Da mesma forma, optou-se no Senado por isenção das carnes e outros itens da cesta básica quando o cashback para famílias inscritas no Cadastro Único, as mais pobres, permitiria um benefício focalizado e não um amplo, que também favorece as camadas de renda média e alta. Para os serviços, valerá o cashback para água, energia elétrica e esgoto. O Senado incluiu depois contas de telefone e internet.
Na etapa final, o Senado reclassificou para pagamento de menos impostos mais de 20 bens e serviços. Os deputados, no entanto, derrubaram a maioria delas, mas ampliaram benefícios para a Zona Franca de Manaus, entre eles a inexplicável isenção para a única refinaria de petróleo da região, pertencente à Atem, que não produz desde junho e importa quantidades acima das que fornece a capital amazonense.
A reforma ideal deveria respeitar o limite de 26,5% de alíquota de referência já desde sua aprovação. O Congresso, no entanto, entendeu diferente e deixou ao Executivo a iniciativa de recalibrar ao longo do caminho bens e serviços nos diferentes regimes específicos com alíquotas diferenciadas. Isso não será um obstáculo enorme porque o texto aprovado preservou as características básicas da reforma, o que a equipara aos regimes internacionais semelhantes: cobrança no destino e unificada, não cumulatividade plena.
O governo terá de enviar ao Congresso projeto de lei complementar em 2033, quando o regime entra em operação integral, para recalibrar as isenções e abatimentos, se for o caso, e manter a alíquota de 26,5%. A universalização da cobrança que o IBS e CBS permitem dificultarão muito a sonegação, a emissão de notas frias e sua falsificação, ampliando a arrecadação. Por outro lado, a não cumulatividade será poderoso incentivo para que setores que se beneficiam de tributação, como o Simples e empresas que se utilizam do crédito presumido, recolham o imposto para se creditar da aquisição de bens, serviços e insumos para sua operação.
“O melhor passou”, afirmou Bernard Appy, secretário extraordinário da Reforma Tributária do Ministério da Fazenda. Ele acredita que a arrecadação crescerá sensivelmente e que será viável a manutenção da trava de 26,5% - ou até mesmo, com o tempo, a redução gradual da alíquota geral. Além da obrigação de projeto de lei do Executivo para rever e recalibrar bens e serviços, haverá avaliação geral obrigatória a cada cinco anos para averiguar a adequação dos grupos tarifários aos resultados que deles se esperam, inclusive os classificados no IS, que inclui veículos, bebidas açucaradas, embarcações e aeronaves, cigarros, bebidas etc. Na fase final, o Congresso fez correção necessária na taxação da mineração, isentando de impostos a exportação de minérios.
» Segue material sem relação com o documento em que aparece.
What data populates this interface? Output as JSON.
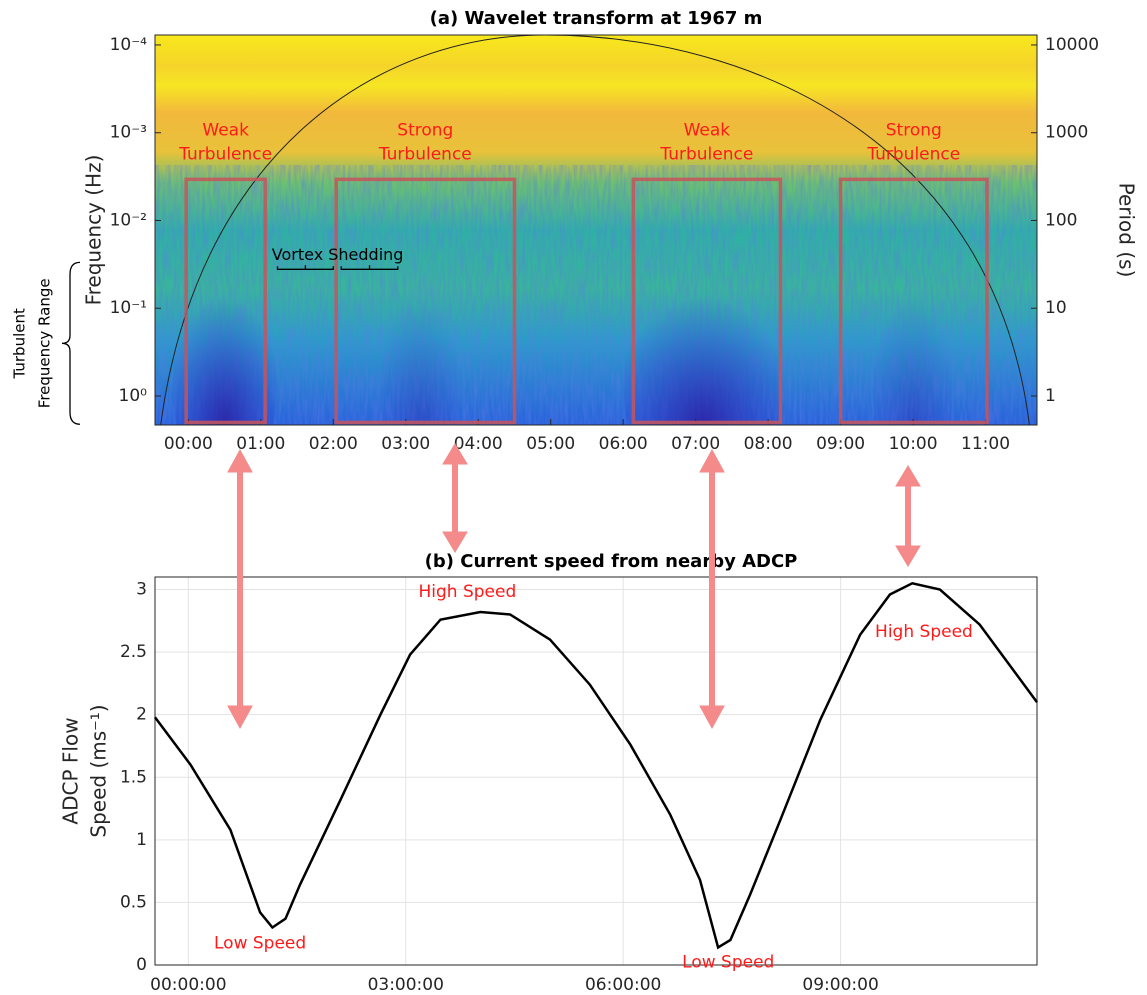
{
  "chart_data": [
    {
      "type": "wavelet",
      "title": "(a) Wavelet transform at 1967 m",
      "ylabel": "Frequency (Hz)",
      "y2label": "Period (s)",
      "log_scale": true,
      "xlim": [
        -0.46,
        11.71
      ],
      "xticks": [
        {
          "value": 0,
          "label": "00:00"
        },
        {
          "value": 1,
          "label": "01:00"
        },
        {
          "value": 2,
          "label": "02:00"
        },
        {
          "value": 3,
          "label": "03:00"
        },
        {
          "value": 4,
          "label": "04:00"
        },
        {
          "value": 5,
          "label": "05:00"
        },
        {
          "value": 6,
          "label": "06:00"
        },
        {
          "value": 7,
          "label": "07:00"
        },
        {
          "value": 8,
          "label": "08:00"
        },
        {
          "value": 9,
          "label": "09:00"
        },
        {
          "value": 10,
          "label": "10:00"
        },
        {
          "value": 11,
          "label": "11:00"
        }
      ],
      "ylim": [
        2.14,
        7.7e-05
      ],
      "yticks": [
        {
          "value": 0.0001,
          "label": "10⁻⁴"
        },
        {
          "value": 0.001,
          "label": "10⁻³"
        },
        {
          "value": 0.01,
          "label": "10⁻²"
        },
        {
          "value": 0.1,
          "label": "10⁻¹"
        },
        {
          "value": 1,
          "label": "10⁰"
        }
      ],
      "y2lim": [
        0.467,
        12987
      ],
      "y2ticks": [
        10000,
        1000,
        100,
        10,
        1
      ],
      "regions": [
        {
          "lines": [
            "Weak",
            "Turbulence"
          ],
          "x": [
            -0.03,
            1.06
          ],
          "y": [
            2.0,
            0.0034
          ]
        },
        {
          "lines": [
            "Strong",
            "Turbulence"
          ],
          "x": [
            2.04,
            4.5
          ],
          "y": [
            2.0,
            0.0034
          ]
        },
        {
          "lines": [
            "Weak",
            "Turbulence"
          ],
          "x": [
            6.14,
            8.17
          ],
          "y": [
            2.0,
            0.0034
          ]
        },
        {
          "lines": [
            "Strong",
            "Turbulence"
          ],
          "x": [
            9.0,
            11.02
          ],
          "y": [
            2.0,
            0.0034
          ]
        }
      ],
      "region_color": "#c8545a",
      "label_color": "#ff1a1a",
      "vortex": {
        "text": "Vortex Shedding",
        "x": [
          1.23,
          2.0,
          2.11,
          2.89
        ],
        "y": 0.036
      },
      "range_label": {
        "lines": [
          "Turbulent",
          "Frequency Range"
        ],
        "y": [
          0.03,
          2.1
        ]
      }
    },
    {
      "type": "line",
      "title": "(b) Current speed from nearby ADCP",
      "ylabel": [
        "ADCP Flow",
        "Speed (ms⁻¹)"
      ],
      "color": "#000000",
      "grid": true,
      "x": [
        -0.46,
        0.03,
        0.58,
        0.99,
        1.16,
        1.34,
        1.54,
        2.1,
        2.65,
        3.06,
        3.48,
        4.03,
        4.44,
        4.99,
        5.54,
        6.1,
        6.65,
        7.06,
        7.31,
        7.48,
        7.75,
        8.17,
        8.72,
        9.27,
        9.68,
        9.99,
        10.37,
        10.92,
        11.71
      ],
      "values": [
        1.98,
        1.6,
        1.08,
        0.42,
        0.3,
        0.37,
        0.64,
        1.32,
        2.0,
        2.48,
        2.76,
        2.82,
        2.8,
        2.6,
        2.24,
        1.76,
        1.2,
        0.68,
        0.14,
        0.2,
        0.56,
        1.16,
        1.96,
        2.64,
        2.96,
        3.05,
        3.0,
        2.72,
        2.1
      ],
      "xlim": [
        -0.46,
        11.71
      ],
      "xticks": [
        {
          "value": 0,
          "label": "00:00:00"
        },
        {
          "value": 3,
          "label": "03:00:00"
        },
        {
          "value": 6,
          "label": "06:00:00"
        },
        {
          "value": 9,
          "label": "09:00:00"
        }
      ],
      "ylim": [
        0,
        3.1
      ],
      "yticks": [
        0,
        0.5,
        1,
        1.5,
        2,
        2.5,
        3
      ],
      "annotations": [
        {
          "text": "High Speed",
          "x": 3.85,
          "y": 2.98
        },
        {
          "text": "High Speed",
          "x": 10.15,
          "y": 2.66
        },
        {
          "text": "Low Speed",
          "x": 0.99,
          "y": 0.17
        },
        {
          "text": "Low Speed",
          "x": 7.45,
          "y": 0.02
        }
      ],
      "label_color": "#ff1a1a"
    }
  ]
}
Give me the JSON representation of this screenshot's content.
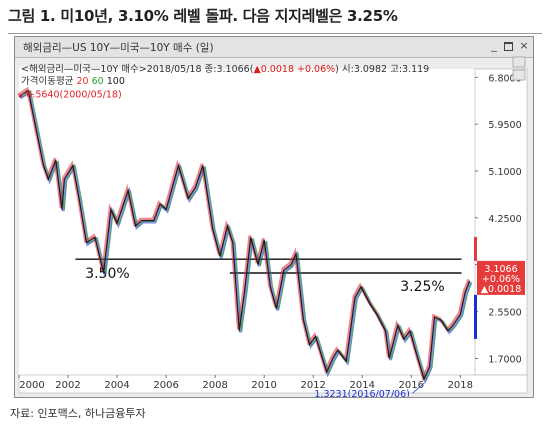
{
  "figure": {
    "title": "그림 1. 미10년, 3.10% 레벨 돌파. 다음 지지레벨은 3.25%",
    "source": "자료: 인포맥스, 하나금융투자"
  },
  "window": {
    "title": "해외금리—US     10Y—미국—10Y 매수 (일)",
    "buttons": {
      "minimize": "_",
      "close": "×"
    }
  },
  "info": {
    "name": "<해외금리—미국—10Y 매수>",
    "date_close": "2018/05/18 종:3.1066(",
    "change": "▲0.0018 +0.06%",
    "open_high": ") 시:3.0982 고:3.119",
    "ma_label": "가격이동평균",
    "ma": [
      "20",
      "60",
      "100"
    ]
  },
  "colors": {
    "up": "#e0202a",
    "down": "#1a2fd8",
    "ma20": "#e3312b",
    "ma60": "#2ca02c",
    "ma100": "#222222",
    "line": "#1b1b1b",
    "plot_bg": "#ffffff",
    "accent": "#e63b3b"
  },
  "chart_data": {
    "type": "line",
    "title": "",
    "xlabel": "",
    "ylabel": "",
    "x_ticks": [
      "2000",
      "2002",
      "2004",
      "2006",
      "2008",
      "2010",
      "2012",
      "2014",
      "2016",
      "2018"
    ],
    "y_ticks": [
      "6.8000",
      "5.9500",
      "5.1000",
      "4.2500",
      "3.4000",
      "2.5500",
      "1.7000"
    ],
    "xlim": [
      2000.0,
      2018.6
    ],
    "ylim": [
      1.4,
      6.95
    ],
    "grid": false,
    "series": [
      {
        "values_x": [
          2000.0,
          2000.38,
          2000.7,
          2001.0,
          2001.2,
          2001.5,
          2001.75,
          2001.85,
          2002.2,
          2002.45,
          2002.75,
          2003.1,
          2003.45,
          2003.75,
          2004.0,
          2004.45,
          2004.75,
          2005.0,
          2005.5,
          2005.75,
          2006.0,
          2006.5,
          2006.9,
          2007.2,
          2007.5,
          2007.9,
          2008.2,
          2008.5,
          2008.72,
          2008.98,
          2009.2,
          2009.45,
          2009.75,
          2010.0,
          2010.25,
          2010.5,
          2010.8,
          2011.1,
          2011.3,
          2011.6,
          2011.85,
          2012.1,
          2012.55,
          2012.8,
          2013.0,
          2013.35,
          2013.7,
          2013.95,
          2014.3,
          2014.6,
          2014.95,
          2015.1,
          2015.45,
          2015.7,
          2015.95,
          2016.2,
          2016.52,
          2016.75,
          2016.95,
          2017.2,
          2017.5,
          2017.7,
          2018.0,
          2018.2,
          2018.38
        ],
        "values_y": [
          6.45,
          6.56,
          5.85,
          5.2,
          4.95,
          5.3,
          4.4,
          4.95,
          5.2,
          4.6,
          3.8,
          3.9,
          3.25,
          4.4,
          4.15,
          4.75,
          4.1,
          4.2,
          4.2,
          4.5,
          4.4,
          5.2,
          4.6,
          4.8,
          5.2,
          4.05,
          3.55,
          4.1,
          3.8,
          2.2,
          2.9,
          3.9,
          3.4,
          3.85,
          3.0,
          2.6,
          3.3,
          3.4,
          3.6,
          2.4,
          1.95,
          2.1,
          1.45,
          1.7,
          1.85,
          1.65,
          2.8,
          3.0,
          2.7,
          2.5,
          2.2,
          1.7,
          2.3,
          2.05,
          2.2,
          1.8,
          1.3231,
          1.55,
          2.45,
          2.4,
          2.2,
          2.3,
          2.5,
          2.9,
          3.1066
        ]
      }
    ],
    "support_lines": [
      {
        "y": 3.5,
        "label": "3.50%"
      },
      {
        "y": 3.25,
        "label": "3.25%"
      }
    ],
    "annotations": [
      {
        "label": "6.5640(2000/05/18)",
        "x": 2000.38,
        "y": 6.564
      },
      {
        "label": "1.3231(2016/07/06)",
        "x": 2016.52,
        "y": 1.3231
      }
    ],
    "last_value": {
      "price": "3.1066",
      "pct": "+0.06%",
      "change": "▲0.0018"
    }
  }
}
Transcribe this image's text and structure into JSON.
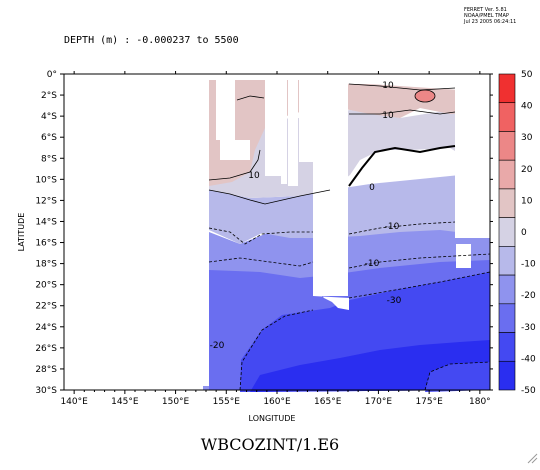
{
  "header": {
    "depth_label": "DEPTH (m) : -0.000237 to 5500",
    "stamp_lines": [
      "FERRET Ver. 5.81",
      "NOAA/PMEL TMAP",
      "Jul 23 2005 06:24:11"
    ]
  },
  "chart_data": {
    "type": "heatmap",
    "title": "WBCOZINT/1.E6",
    "xlabel": "LONGITUDE",
    "ylabel": "LATITUDE",
    "x_ticks": [
      "140°E",
      "145°E",
      "150°E",
      "155°E",
      "160°E",
      "165°E",
      "170°E",
      "175°E",
      "180°"
    ],
    "y_ticks": [
      "0°",
      "2°S",
      "4°S",
      "6°S",
      "8°S",
      "10°S",
      "12°S",
      "14°S",
      "16°S",
      "18°S",
      "20°S",
      "22°S",
      "24°S",
      "26°S",
      "28°S",
      "30°S"
    ],
    "xlim": [
      139,
      181
    ],
    "ylim": [
      -30,
      0
    ],
    "colorbar": {
      "levels": [
        -50,
        -40,
        -30,
        -20,
        -10,
        0,
        10,
        20,
        30,
        40,
        50
      ],
      "labels": [
        "50",
        "40",
        "30",
        "20",
        "10",
        "0",
        "-10",
        "-20",
        "-30",
        "-40",
        "-50"
      ],
      "colors": [
        "#2a2ef0",
        "#4449f2",
        "#6a6ef0",
        "#8f93ee",
        "#b7b9ea",
        "#d5d2e4",
        "#e2c5c5",
        "#e9a9a9",
        "#ec8787",
        "#f06262",
        "#f03030"
      ]
    },
    "contour_labels": [
      "10",
      "10",
      "10",
      "0",
      "-10",
      "-10",
      "-30",
      "-20"
    ],
    "regions": [
      {
        "name": "band-pos10",
        "value": 15
      },
      {
        "name": "band-0-10",
        "value": 5
      },
      {
        "name": "band-0to-10",
        "value": -5
      },
      {
        "name": "band-m10",
        "value": -15
      },
      {
        "name": "band-m20",
        "value": -25
      },
      {
        "name": "band-m30",
        "value": -35
      },
      {
        "name": "band-m40",
        "value": -45
      }
    ]
  }
}
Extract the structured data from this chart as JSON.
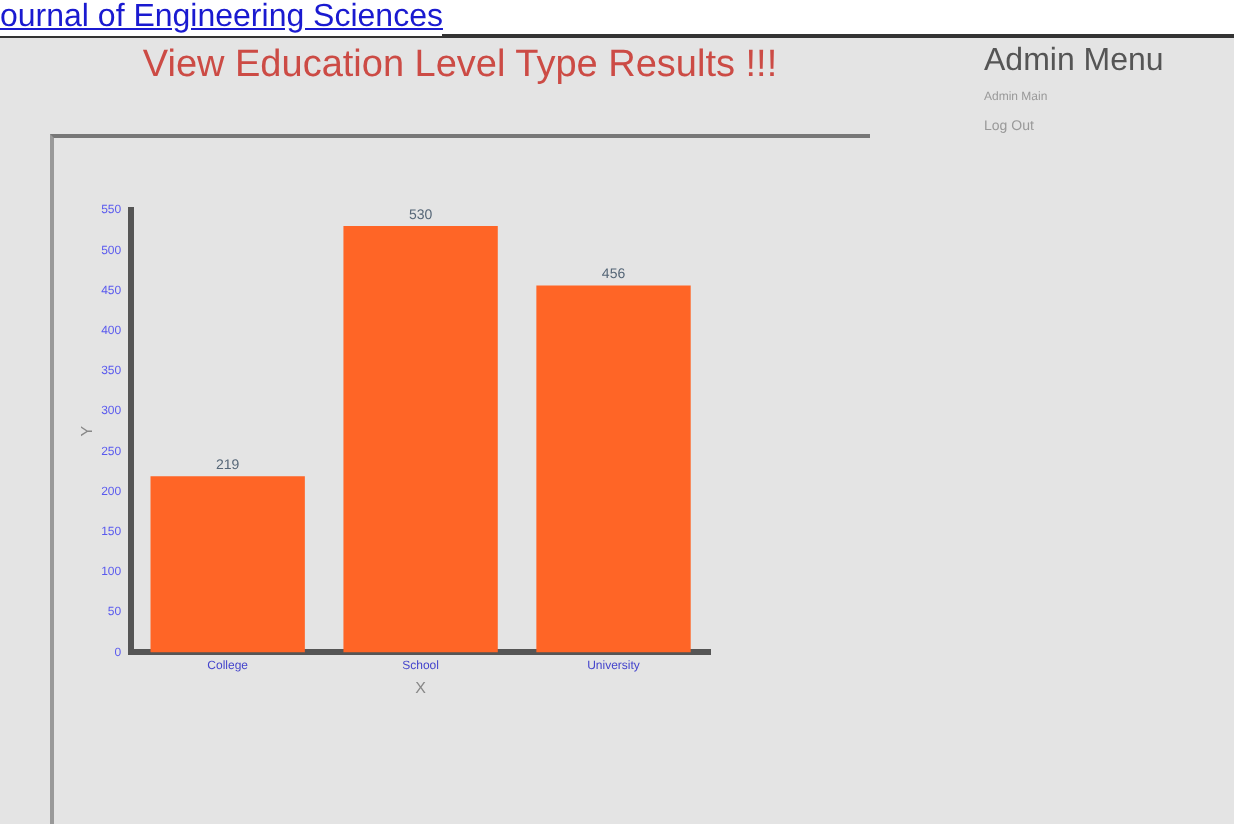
{
  "chart_data": {
    "type": "bar",
    "title": "View Education Level Type Results !!!",
    "xlabel": "X",
    "ylabel": "Y",
    "categories": [
      "College",
      "School",
      "University"
    ],
    "values": [
      219,
      530,
      456
    ],
    "color": "#ff6526",
    "ylim": [
      0,
      550
    ],
    "yticks": [
      0,
      50,
      100,
      150,
      200,
      250,
      300,
      350,
      400,
      450,
      500,
      550
    ],
    "grid": false,
    "legend": false,
    "data_labels": true,
    "annotations": [
      "ournal of Engineering Sciences",
      "Admin Menu",
      "Admin Main",
      "Log Out"
    ]
  }
}
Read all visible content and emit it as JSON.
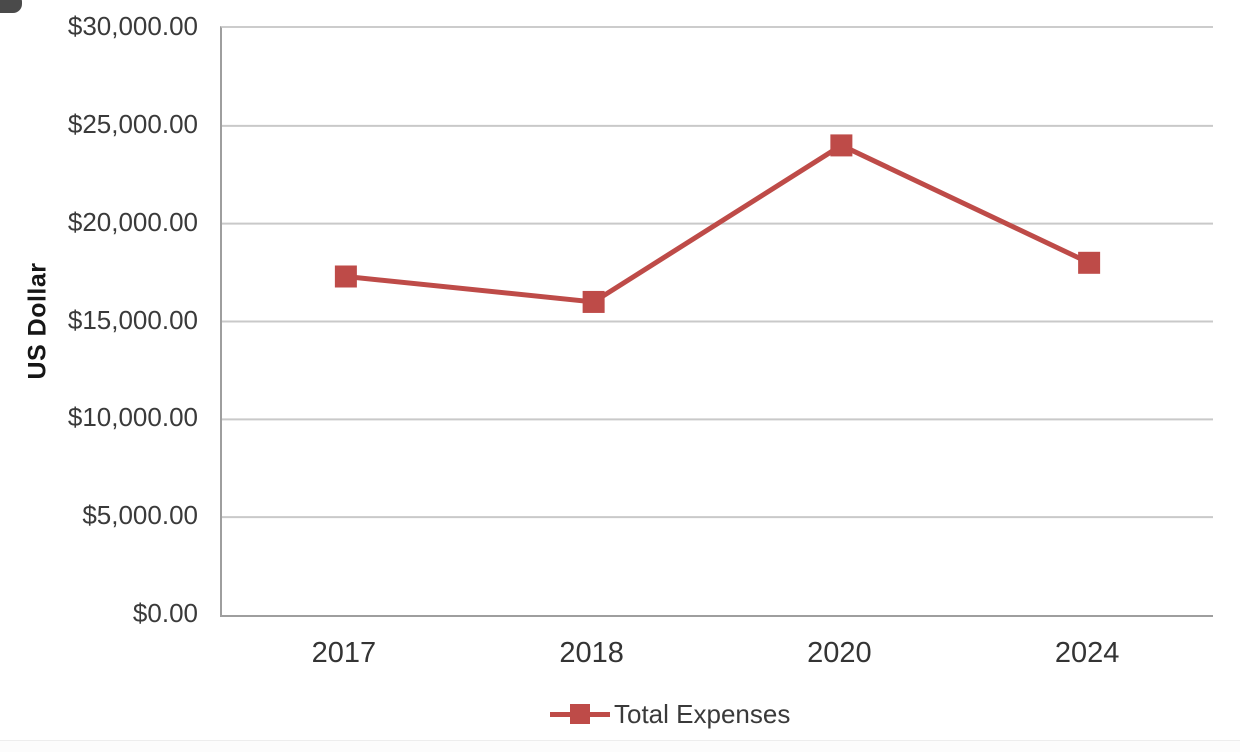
{
  "colors": {
    "series_red": "#BE4B48",
    "gridline": "#c9c9c9",
    "axis_line": "#9e9e9e",
    "tick_text": "#3a3a3a",
    "background": "#ffffff"
  },
  "chart_data": {
    "type": "line",
    "title": "",
    "xlabel": "",
    "ylabel": "US Dollar",
    "categories": [
      "2017",
      "2018",
      "2020",
      "2024"
    ],
    "series": [
      {
        "name": "Total Expenses",
        "values": [
          17300,
          16000,
          24000,
          18000
        ],
        "color": "#BE4B48",
        "marker": "square"
      }
    ],
    "ylim": [
      0,
      30000
    ],
    "y_tick_step": 5000,
    "y_ticks": [
      {
        "value": 30000,
        "label": "$30,000.00"
      },
      {
        "value": 25000,
        "label": "$25,000.00"
      },
      {
        "value": 20000,
        "label": "$20,000.00"
      },
      {
        "value": 15000,
        "label": "$15,000.00"
      },
      {
        "value": 10000,
        "label": "$10,000.00"
      },
      {
        "value": 5000,
        "label": "$5,000.00"
      },
      {
        "value": 0,
        "label": "$0.00"
      }
    ],
    "grid": true,
    "legend_position": "bottom"
  }
}
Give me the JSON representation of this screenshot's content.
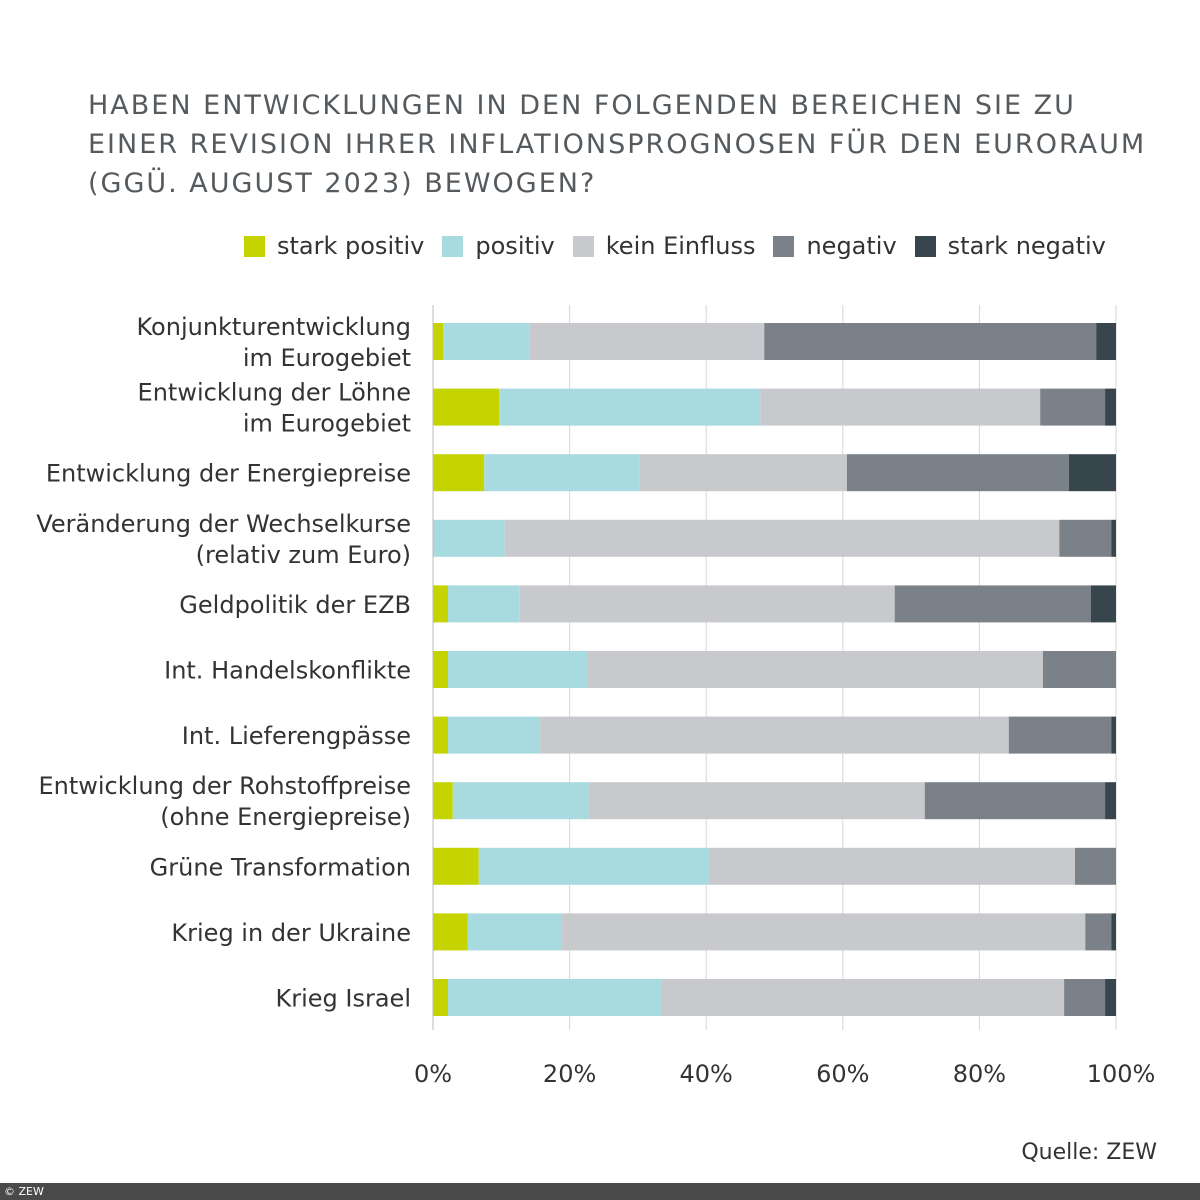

Haverá um bom período de transição. Em 2026, o regime começa a ser testado, com cobrança de 0,1% do IBS e 0,9% da CBS. Em 2027 acabarão PIS-Cofins e IPI e começará a cobrança do IS. Com os mecanismos de avaliação e correção assegurados na reforma, é importante que o presidente Lula sancione logo e sem vetos o texto aprovado pelo Congresso. Com todas as suas falhas, que podem ser eliminadas ao longo do caminho, ele consagra uma reforma histórica, que poderá aumentar a produtividade da economia e reduzir o absurdo custo de conformidade a que o velho regime obrigava. É um enorme avanço.